Survivre au meurtre d’un membre de sa famille

TVA Nouvelles

Après avoir ressenti la trahison de façon aigüe pendant de nombreuses années, la famille de Cathy Carretta  parvient à se relever du meurtre crapuleux dont elle a été victime il y a maintenant 20 ans.

À 23 ans, alors qu’elle avait toute la vie devant elle, la jeune femme a été assassinée par son ex-conjoint Jean-Paul Gerbet, venu la rejoindre depuis sa France natale où ils s’étaient rencontrés lors d’un périple de la Québécoise. Ils se sont fréquentés pendant trois mois, intervalle au cours duquel Cathy Carretta l’a quitté à deux reprises... la deuxième fois se concluant dans le drame.

«Au bout de trois mois, Cathy s’est aperçue qu’il y avait des choses qui n’allaient pas bien entre eux et qu’il avait quand même un drôle de comportement», a relaté sa sœur, Christine, en entrevue à l’émission Le 9 heures.

Jean-Paul Gerbet

Gerbet l’a assassinée à Laval le 10 février 1998, avant de transporter son corps jusqu’au chalet familial dans Lanaudière, où il a été arrêté par la police.

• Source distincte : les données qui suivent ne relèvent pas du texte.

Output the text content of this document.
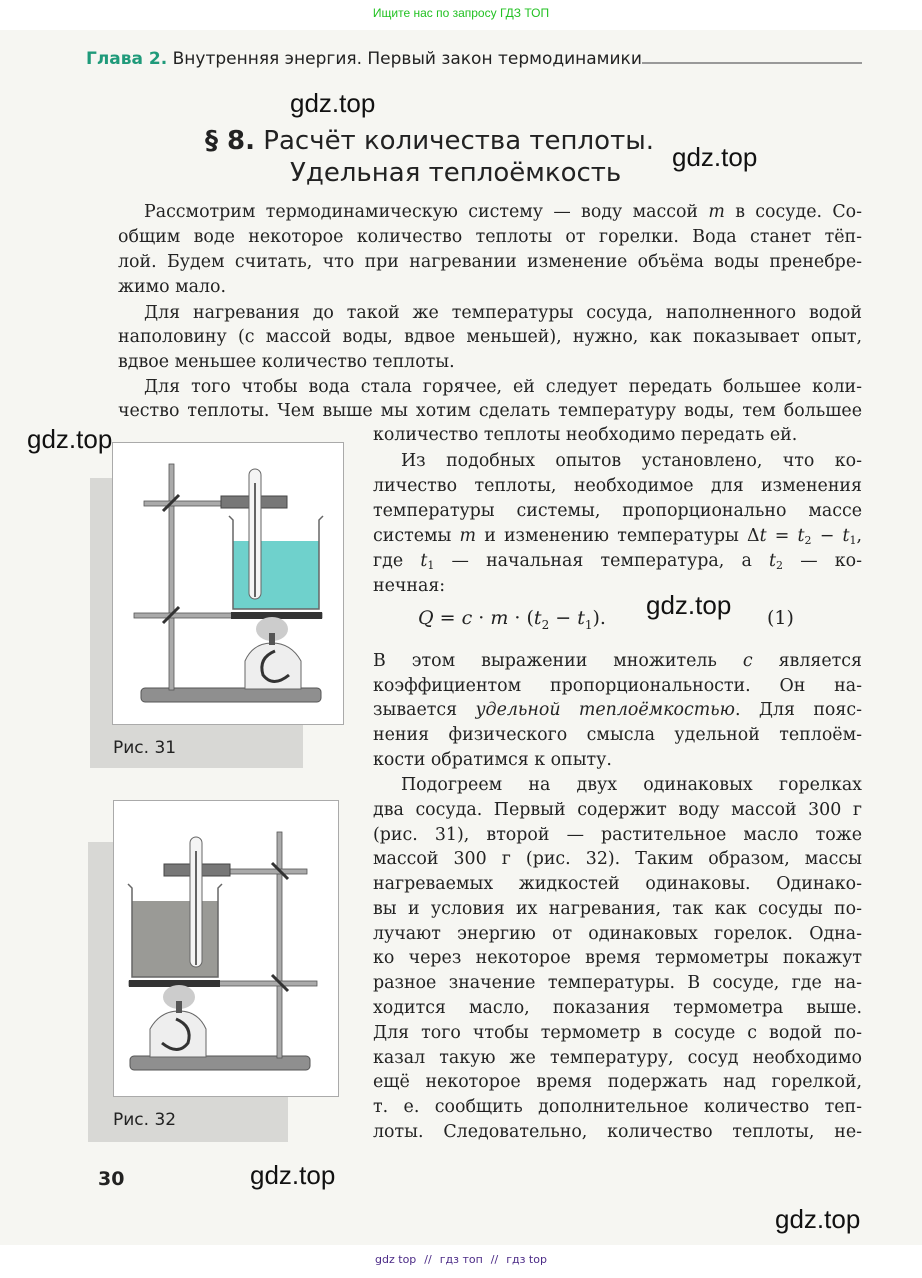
Ищите нас по запросу ГДЗ ТОП
Глава 2. Внутренняя энергия. Первый закон термодинамики
§ 8. Расчёт количества теплоты.
Удельная теплоёмкость
Рассмотрим термодинамическую систему — воду массой m в сосуде. Со-
общим воде некоторое количество теплоты от горелки. Вода станет тёп-
лой. Будем считать, что при нагревании изменение объёма воды пренебре-
жимо мало.
Для нагревания до такой же температуры сосуда, наполненного водой
наполовину (с массой воды, вдвое меньшей), нужно, как показывает опыт,
вдвое меньшее количество теплоты.
Для того чтобы вода стала горячее, ей следует передать большее коли-
чество теплоты. Чем выше мы хотим сделать температуру воды, тем большее
количество теплоты необходимо передать ей.
Из подобных опытов установлено, что ко-
личество теплоты, необходимое для изменения
температуры системы, пропорционально массе
системы m и изменению температуры $\Delta t = t_2 - t_1$,
где $t_1$ — начальная температура, а $t_2$ — ко-
нечная:
В этом выражении множитель c является
коэффициентом пропорциональности. Он на-
зывается удельной теплоёмкостью. Для пояс-
нения физического смысла удельной теплоём-
кости обратимся к опыту.
Подогреем на двух одинаковых горелках
два сосуда. Первый содержит воду массой 300 г
(рис. 31), второй — растительное масло тоже
массой 300 г (рис. 32). Таким образом, массы
нагреваемых жидкостей одинаковы. Одинако-
вы и условия их нагревания, так как сосуды по-
лучают энергию от одинаковых горелок. Одна-
ко через некоторое время термометры покажут
разное значение температуры. В сосуде, где на-
ходится масло, показания термометра выше.
Для того чтобы термометр в сосуде с водой по-
казал такую же температуру, сосуд необходимо
ещё некоторое время подержать над горелкой,
т. е. сообщить дополнительное количество теп-
лоты. Следовательно, количество теплоты, не-
$Q = c \cdot m \cdot (t_2 - t_1)$.	(1)
Рис. 31
Рис. 32
30
gdz.top
gdz.top
gdz.top
gdz.top
gdz.top
gdz.top
gdz top // гдз топ // гдз top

Il a été condamné pour meurtre au deuxième degré, avec une possibilité de libération conditionnelle au bout de 10 ans, une décision qui a fait mal aux proches de la victime. «On se sent trahi par la justice et on se sent victime de toute la saga judiciaire et toutes ses procédures», a-t-elle décrit.

«Mon père a tout fait pour l'aider, lui»

Les Carretta s’étaient d’ailleurs déjà sentis trahis par Gerbet, à qui ils ont offert confort matériel et hospitalité dès son arrivée au Québec. «Ça n’allait pas bien en France pour lui, c’était l’occasion de refaire sa vie, de recommencer à zéro», a rapporté la sœur de la victime. La famille Carretta ne souhaitant pas que Cathy quitte le Québec pour la France, «mon père a tout fait pour l’aider, lui, pour que justement sa fille puisse rester avec nous». Ainsi, il a payé au meurtrier de sa fille un billet d’avion, lui a fourni du travail et une voiture.

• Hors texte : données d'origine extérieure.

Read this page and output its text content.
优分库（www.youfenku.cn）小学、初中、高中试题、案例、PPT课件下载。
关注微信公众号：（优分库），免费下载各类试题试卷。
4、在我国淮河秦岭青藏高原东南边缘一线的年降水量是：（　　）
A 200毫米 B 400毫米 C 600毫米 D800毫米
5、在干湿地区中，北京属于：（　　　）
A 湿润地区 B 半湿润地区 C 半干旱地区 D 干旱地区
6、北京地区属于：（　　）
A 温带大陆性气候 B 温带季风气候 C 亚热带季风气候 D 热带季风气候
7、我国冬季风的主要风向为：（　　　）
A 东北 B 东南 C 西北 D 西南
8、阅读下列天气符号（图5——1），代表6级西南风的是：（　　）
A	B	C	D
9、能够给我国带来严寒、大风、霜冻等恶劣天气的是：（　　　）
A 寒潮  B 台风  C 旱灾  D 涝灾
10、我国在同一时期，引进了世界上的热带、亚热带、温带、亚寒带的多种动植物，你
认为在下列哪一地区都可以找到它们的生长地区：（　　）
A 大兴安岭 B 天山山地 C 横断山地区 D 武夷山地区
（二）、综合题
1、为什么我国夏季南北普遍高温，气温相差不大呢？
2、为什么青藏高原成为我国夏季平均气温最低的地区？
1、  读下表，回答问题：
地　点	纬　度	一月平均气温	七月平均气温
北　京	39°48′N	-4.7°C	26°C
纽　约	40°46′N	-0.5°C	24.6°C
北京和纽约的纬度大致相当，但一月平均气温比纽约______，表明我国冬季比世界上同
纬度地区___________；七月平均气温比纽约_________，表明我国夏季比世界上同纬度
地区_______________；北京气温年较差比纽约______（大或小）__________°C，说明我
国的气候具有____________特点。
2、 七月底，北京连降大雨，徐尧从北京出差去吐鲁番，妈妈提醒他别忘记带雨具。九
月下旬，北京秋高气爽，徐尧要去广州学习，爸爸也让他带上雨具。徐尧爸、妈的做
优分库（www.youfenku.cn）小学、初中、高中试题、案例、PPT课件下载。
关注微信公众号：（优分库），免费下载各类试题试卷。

Ultime sentiment de trahison pour les Carretta: en 2011, Jean-Paul Gerbet a finalement obtenu sa libération conditionnelle. Il a été déporté en France où il vit depuis en homme libre. «Il n’a aucun compte à rendre à personne, il n’a pas à se rapporter», déplore sa sœur.

Christine Carretta dit que les 20 dernières années ont été «très difficiles» pour elle. Après le meurtre de sa sœur, elle a dû être traitée pour un choc post-traumatique chronique afin de retrouver «le goût de vivre», et arriver à soigner «une douleur excessivement aiguë». Un livre racontant l’histoire de cette famille en deuil doit d’ailleurs paraître en avril prochain.